Rejecting Mary Nelson’s claims that the settlement proposed a “sham” arbitration to be conducted with foreordained facts and a predetermined award, followed by the issuance of a misleading press release, because the potentially illegal provision was severable and because American Apparel was not seeking enforcement of the provision, Div.
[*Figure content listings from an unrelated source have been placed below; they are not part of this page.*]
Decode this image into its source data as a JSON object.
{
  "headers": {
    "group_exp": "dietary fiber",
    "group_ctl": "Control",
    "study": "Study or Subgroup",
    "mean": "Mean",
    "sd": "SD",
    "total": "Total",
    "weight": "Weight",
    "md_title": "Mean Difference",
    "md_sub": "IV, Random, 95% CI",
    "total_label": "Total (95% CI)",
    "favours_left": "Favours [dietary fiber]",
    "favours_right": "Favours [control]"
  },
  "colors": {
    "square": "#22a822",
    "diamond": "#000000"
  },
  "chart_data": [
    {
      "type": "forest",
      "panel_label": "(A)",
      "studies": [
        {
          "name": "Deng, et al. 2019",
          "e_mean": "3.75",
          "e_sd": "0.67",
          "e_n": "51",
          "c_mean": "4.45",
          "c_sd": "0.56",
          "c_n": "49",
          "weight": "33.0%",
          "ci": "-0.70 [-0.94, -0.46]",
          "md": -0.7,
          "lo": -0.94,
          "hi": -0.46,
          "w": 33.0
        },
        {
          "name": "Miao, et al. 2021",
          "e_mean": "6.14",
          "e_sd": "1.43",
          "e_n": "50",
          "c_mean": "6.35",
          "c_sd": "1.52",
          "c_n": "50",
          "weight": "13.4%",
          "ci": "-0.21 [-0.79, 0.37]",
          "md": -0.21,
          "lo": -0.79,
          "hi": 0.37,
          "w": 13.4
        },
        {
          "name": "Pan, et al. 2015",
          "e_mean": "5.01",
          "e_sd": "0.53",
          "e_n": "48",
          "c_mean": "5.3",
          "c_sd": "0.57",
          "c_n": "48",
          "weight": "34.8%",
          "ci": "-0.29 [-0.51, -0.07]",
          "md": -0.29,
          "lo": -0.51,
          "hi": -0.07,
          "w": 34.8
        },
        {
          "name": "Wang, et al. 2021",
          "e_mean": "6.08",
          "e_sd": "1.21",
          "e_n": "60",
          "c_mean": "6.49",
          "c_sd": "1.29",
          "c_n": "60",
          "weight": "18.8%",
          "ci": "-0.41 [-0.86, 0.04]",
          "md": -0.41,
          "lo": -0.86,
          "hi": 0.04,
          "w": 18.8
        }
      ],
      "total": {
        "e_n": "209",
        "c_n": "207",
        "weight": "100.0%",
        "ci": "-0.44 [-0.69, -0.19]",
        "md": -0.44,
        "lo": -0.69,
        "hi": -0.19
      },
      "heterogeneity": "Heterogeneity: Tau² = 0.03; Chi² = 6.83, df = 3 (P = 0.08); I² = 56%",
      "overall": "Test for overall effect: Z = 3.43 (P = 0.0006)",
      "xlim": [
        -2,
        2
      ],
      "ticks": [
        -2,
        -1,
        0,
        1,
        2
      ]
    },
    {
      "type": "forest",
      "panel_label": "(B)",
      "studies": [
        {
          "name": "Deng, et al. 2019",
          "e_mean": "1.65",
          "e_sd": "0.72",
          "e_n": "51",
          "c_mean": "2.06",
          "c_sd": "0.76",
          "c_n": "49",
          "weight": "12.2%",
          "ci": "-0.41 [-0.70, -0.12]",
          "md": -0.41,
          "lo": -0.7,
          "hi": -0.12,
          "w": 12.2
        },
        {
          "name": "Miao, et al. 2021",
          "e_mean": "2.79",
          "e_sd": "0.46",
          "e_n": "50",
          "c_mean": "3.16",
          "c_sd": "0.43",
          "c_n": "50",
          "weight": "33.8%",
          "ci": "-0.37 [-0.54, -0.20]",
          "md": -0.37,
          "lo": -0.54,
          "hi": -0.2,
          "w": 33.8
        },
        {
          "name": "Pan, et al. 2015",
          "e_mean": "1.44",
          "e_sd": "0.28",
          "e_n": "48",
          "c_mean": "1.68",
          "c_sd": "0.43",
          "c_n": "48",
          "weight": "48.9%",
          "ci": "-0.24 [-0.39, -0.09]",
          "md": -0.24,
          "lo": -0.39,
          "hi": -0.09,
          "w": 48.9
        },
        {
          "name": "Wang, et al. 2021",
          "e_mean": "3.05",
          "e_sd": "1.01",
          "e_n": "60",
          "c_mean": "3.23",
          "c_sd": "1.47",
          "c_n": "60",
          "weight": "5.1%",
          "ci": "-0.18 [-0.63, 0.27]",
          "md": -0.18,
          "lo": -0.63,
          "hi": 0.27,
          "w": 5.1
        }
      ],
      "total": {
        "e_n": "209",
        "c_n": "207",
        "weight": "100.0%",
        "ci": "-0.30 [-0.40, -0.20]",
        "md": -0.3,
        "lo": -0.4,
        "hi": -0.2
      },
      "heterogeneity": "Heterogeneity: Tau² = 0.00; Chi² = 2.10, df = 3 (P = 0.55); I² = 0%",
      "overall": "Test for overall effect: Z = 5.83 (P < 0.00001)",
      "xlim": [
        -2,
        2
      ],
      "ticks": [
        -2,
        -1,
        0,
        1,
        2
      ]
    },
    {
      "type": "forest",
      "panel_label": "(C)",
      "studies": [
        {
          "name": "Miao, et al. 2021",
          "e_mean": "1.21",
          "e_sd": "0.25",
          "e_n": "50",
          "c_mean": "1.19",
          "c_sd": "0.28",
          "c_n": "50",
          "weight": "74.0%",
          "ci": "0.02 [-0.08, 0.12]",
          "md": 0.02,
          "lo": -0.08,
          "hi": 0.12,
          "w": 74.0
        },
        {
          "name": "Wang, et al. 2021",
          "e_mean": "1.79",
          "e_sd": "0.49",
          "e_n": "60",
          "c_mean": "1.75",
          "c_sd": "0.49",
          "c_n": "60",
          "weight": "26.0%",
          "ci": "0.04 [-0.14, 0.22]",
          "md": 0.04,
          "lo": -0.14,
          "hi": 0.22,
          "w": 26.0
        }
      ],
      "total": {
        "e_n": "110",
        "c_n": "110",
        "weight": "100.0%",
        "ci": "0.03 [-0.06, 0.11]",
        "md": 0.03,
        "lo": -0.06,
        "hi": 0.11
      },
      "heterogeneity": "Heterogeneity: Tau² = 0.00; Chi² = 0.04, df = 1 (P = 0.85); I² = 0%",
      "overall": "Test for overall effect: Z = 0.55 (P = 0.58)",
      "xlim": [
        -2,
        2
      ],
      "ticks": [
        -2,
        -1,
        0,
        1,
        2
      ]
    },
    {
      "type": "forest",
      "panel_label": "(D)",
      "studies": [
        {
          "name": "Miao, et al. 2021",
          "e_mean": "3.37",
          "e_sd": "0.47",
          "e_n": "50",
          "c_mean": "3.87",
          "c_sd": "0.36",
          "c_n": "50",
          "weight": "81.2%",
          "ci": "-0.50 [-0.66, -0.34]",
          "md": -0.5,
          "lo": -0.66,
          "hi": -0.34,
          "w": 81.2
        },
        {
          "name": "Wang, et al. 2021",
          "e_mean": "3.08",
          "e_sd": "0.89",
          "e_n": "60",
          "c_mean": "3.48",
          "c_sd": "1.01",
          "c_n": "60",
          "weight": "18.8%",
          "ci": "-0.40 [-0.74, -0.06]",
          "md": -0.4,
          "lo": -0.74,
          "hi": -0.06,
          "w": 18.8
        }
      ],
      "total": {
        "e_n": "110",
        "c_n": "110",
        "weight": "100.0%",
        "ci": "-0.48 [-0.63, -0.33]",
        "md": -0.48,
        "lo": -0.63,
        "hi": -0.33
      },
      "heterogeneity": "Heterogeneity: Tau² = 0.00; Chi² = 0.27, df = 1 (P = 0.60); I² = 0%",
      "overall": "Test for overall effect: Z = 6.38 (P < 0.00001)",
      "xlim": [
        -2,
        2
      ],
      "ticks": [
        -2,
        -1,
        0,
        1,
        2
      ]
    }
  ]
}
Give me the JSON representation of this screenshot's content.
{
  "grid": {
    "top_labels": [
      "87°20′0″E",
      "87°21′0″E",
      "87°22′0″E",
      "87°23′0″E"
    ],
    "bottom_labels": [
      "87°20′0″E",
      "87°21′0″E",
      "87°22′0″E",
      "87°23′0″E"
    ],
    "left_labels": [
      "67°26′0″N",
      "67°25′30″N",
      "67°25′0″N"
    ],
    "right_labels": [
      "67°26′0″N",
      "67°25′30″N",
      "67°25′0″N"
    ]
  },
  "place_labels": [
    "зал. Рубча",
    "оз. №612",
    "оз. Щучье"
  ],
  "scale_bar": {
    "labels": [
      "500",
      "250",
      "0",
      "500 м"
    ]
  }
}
Five last Tuesday in an unpublished opinion reversed a trial judge’s order denying the petition.
Nelson filed suit in 2005 against American Apparel, Chief Executive Officer Dov Charney and Vice President Martin Bailey, alleging that Charney subjected her to a hostile work environment based on her gender by regularly making unwelcome, inappropriate comments, and suggestive non-verbal gestures, and ultimately wrongfully terminating her employment.
After the matter was set for trial, the parties in January of this year agreed to a settlement whereby American Apparel would pay Nelson $1.3 million without admitting liability, and the parties would submit to arbitration before an arbitrator selected by the company.
However, the settlement agreement’s seventh paragraph also provided that the arbitrator would enter a specified award in American Apparel’s favor based on a stipulated record, and that the company could then issue a press release stating that the arbitrator had ruled in its favor, and Nelson’s attorney declined to participate in an arbitration subsequently scheduled before retired San Francisco Superior Court Judge Daniel Weinstein, characterizing the proceeding as a “fake arbitration.”
Los Angeles Superior Court Judge John P. Shook denied American Apparel’s subsequent petition to compel arbitration, but Presiding Justice Paul Turner wrote that reversal was required because the arbitration provisions in the settlement agreement were otherwise enforceable, and because the provision requiring foreordained facts and a predetermined award was severable by the agreement’s own terms.
“Much of plaintiff’s brief is dedicated to arguing the improper nature of the ‘arbitration’ before Retired Judge Weinstein and that such can serve as a bar to an order compelling the parties to arbitrate…,” he explained.
“If this appeal involved a petition to compel the resumption of the ‘arbitration’ before Retired Judge Weinstein or any other provision of paragraph 7, the issue would be different. Then there would be considerations of illegality, injustice, and fraud which would affect our powers as a court of equity to enforce the “arbitration” contemplated by paragraph 7.
But Turner said a different result was required because American Apparel’s petition was expressly directed only at the other arbitration provisions in the agreement.
“If defendants were seeking to enforce a duty to arbitrate under the paragraph 7 ‘arbitration’ provision which was designed to lead to the issuance of a press release whose purpose was to mislead journalists and the public, then the result of this appeal would be materially different,” he wrote.
Justices Orville A. Armstrong and Sandy R. Kriegler joined Turner in his opinion.
The case is Nelson v. American Apparel, Inc., B205937.